Step 6: Combine with other tools

# Pass discovered subdomains to nmap (only with explicit authorization)
theHarvester -d example.com -b all -f hosts
cat hosts.json | python3 -c "
import json, sys
data = json.load(sys.stdin)
for host in data.get('hosts', []):
    print(host)
" > subdomains.txt

# Feed subdomains into amass for deeper DNS enumeration
cat subdomains.txt | amass enum -df - -passive

# Check emails against breach databases
cat emails.txt | while read email; do
    curl -s "https://haveibeenpwned.com/api/v3/breachedaccount/$email" \
         -H "hibp-api-key: YOUR_HIBP_KEY"
done

Available Sources Reference

Source Data Type API Key Required
google Emails, subdomains No
bing Emails, subdomains No
duckduckgo Emails, subdomains No
linkedin Employees, emails Optional
hunter Emails Yes
certspotter Subdomains (SSL certs) No
dnsdumpster Subdomains, IPs No
virustotal Subdomains Yes
shodan IPs, open ports Yes
securitytrails Subdomains, DNS Yes
github Emails, code Yes
binaryedge IPs, services Yes

Guidelines

  • Always get authorization before running theHarvester against a target — passive does not mean invisible.

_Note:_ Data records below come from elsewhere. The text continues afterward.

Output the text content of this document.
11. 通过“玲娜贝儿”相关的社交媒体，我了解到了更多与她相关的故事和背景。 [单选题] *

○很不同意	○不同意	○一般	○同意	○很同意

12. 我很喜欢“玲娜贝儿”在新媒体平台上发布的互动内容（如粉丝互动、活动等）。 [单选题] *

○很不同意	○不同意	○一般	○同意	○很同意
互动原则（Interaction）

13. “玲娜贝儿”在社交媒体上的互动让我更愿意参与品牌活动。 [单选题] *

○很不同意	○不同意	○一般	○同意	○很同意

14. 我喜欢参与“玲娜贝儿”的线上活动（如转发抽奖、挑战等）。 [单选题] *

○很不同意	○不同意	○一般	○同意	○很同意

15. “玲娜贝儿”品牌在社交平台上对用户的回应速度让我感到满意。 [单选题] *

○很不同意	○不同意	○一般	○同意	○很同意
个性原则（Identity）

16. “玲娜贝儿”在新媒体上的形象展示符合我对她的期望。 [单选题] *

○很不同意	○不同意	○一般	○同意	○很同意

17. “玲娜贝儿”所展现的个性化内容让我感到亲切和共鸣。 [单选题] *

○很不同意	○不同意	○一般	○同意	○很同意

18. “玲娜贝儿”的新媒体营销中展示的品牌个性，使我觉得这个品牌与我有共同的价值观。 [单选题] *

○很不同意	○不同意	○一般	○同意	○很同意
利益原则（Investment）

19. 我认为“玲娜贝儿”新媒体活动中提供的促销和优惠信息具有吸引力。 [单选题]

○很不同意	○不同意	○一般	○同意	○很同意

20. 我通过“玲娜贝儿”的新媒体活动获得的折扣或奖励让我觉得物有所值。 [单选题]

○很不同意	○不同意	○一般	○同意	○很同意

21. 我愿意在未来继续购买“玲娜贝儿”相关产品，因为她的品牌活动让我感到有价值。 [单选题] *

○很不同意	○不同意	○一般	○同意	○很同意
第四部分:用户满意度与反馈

Data queries may be logged by third-party services.
  • Rate limits: Without API keys, theHarvester relies on scraping search engines which may throttle or block requests. Add API keys for reliable results.
  • Combine sources: No single source is complete. Use multiple sources and deduplicate.
  • Email format detection: Once you have a few emails (e.g., jsmith@corp.com, john.smith@corp.com), infer the naming convention and use it to generate a target list.
  • DNS verification: Always use -n or -v to verify discovered hosts are live before reporting.